Interview de M. Lionel Paoli du 27 décembre 2012 par Franck et Jérôme

 

- Lionel, comment est né le projet d'une édition spéciale consacrée à Louis de Funès ?

- A l'occasion des trente ans de sa disparition qui sera célébrée en janvier nous avons monté une édition spéciale de 16 pages dont la moitié sera "locale" pour évoquer la relation entre De Funès et la côte d'Azur. Nous traitons des films qu'il a tournés dans la région et finalement on se rend compte qu'il y en a assez peu : on retient surtout la série des "Gendarmes", "L'Homme Orchestre" ou "Sur un arbre perché" ainsi que plusieurs films des années cinquante. Le but était aussi de privilégier les gens qui avaient un rapport avec la région, c'est pourquoi vous retrouverez les interviews de Georges Lautner qui réside à Grasse ou Mylène Demongeot qui est née à Nice et qui a vécu pendant 27 ans à Porquerolles. Nous avons aussi ouvert nos colonnes à nos lecteurs qui ont pu le rencontrer sur un tournage. Nous avons reçu des anecdotes inédites, comme par exemple celle d'un psychiatre qui, après avoir déjeuné avec Serge Korber et Louis de Funès, leur avait prêté sa Lamborghini jaune pour la scène de poursuite au début de "L'Homme Orchestre". Il avait posé une seule condition : la lui rendre dans un état parfait. Lorsque la voiture est revenue, la carrosserie n'avait pas été endommagée mais le moteur était mort, du fait des nombreuses prises que les plans avaient nécessitées. D'autres nous ont transmis des polaroïds, des comédiens locaux racontent comment ils l'ont abordé. Un photographe niçois nous a confié un cliché de l'acteur réalisé à l'occasion d'une rencontre au Palais de la Méditerranée. En plongeant dans les archives de Nice-Matin et Var-Matin, nous avons pu retrouver des documents inédits qui seront publiés dans cette édition spéciale. Je voulais englober tout le monde, c'est-à-dire faire une édition populaire et accessible au public ne connaissant pas bien l'acteur, tout en intéressant les personnes au fait de sa carrière.

 

- Globalement que retirez-vous de ces témoignages ?
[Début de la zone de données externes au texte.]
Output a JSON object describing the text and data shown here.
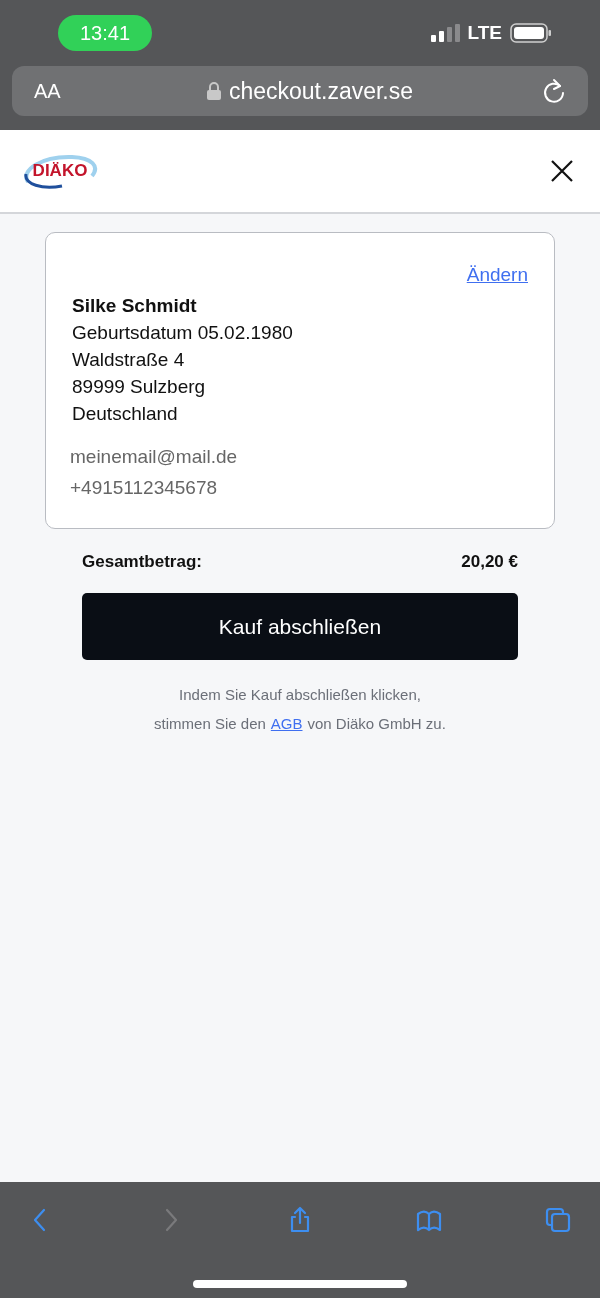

- J'ai été étonné de constater que tous avaient un avis, à peu de choses près, très similaire le concernant. Ils gardent un excellent souvenir de cet homme. Paradoxalement, je m'intéresse à lui depuis de nombreuses années et je m'étais toujours fait l'idée de quelqu'un de désagréable sur un plateau car beaucoup de professionnels véhiculaient cette image le concernant. On se rend compte en recoupant les témoignages qu'il était avant tout un acteur très exigeant qui ne supportait pas l'amateurisme et refusait l'approximation. Les rares personnes avec lesquelles le feeling n'est pas passé étaient d'ailleurs des professionnels peu consciencieux et cela l'agaçait prodigieusement. Même s'il était angoissé et parfois taciturne il faut tout de même retenir qu'il aimait rire et surtout qu'il adorait les comédiens. Je pense très honnêtement qu'il était à mille lieues de la personne suffisante que beaucoup de gens ont évoquée. Je reste aussi surpris de sa timidité et de sa discrétion hors caméra. Cette humilité et cette gentillesse contribuent à le rendre fascinant.

 

- Vous a-t-il fallu beaucoup de temps pour monter ce supplément ?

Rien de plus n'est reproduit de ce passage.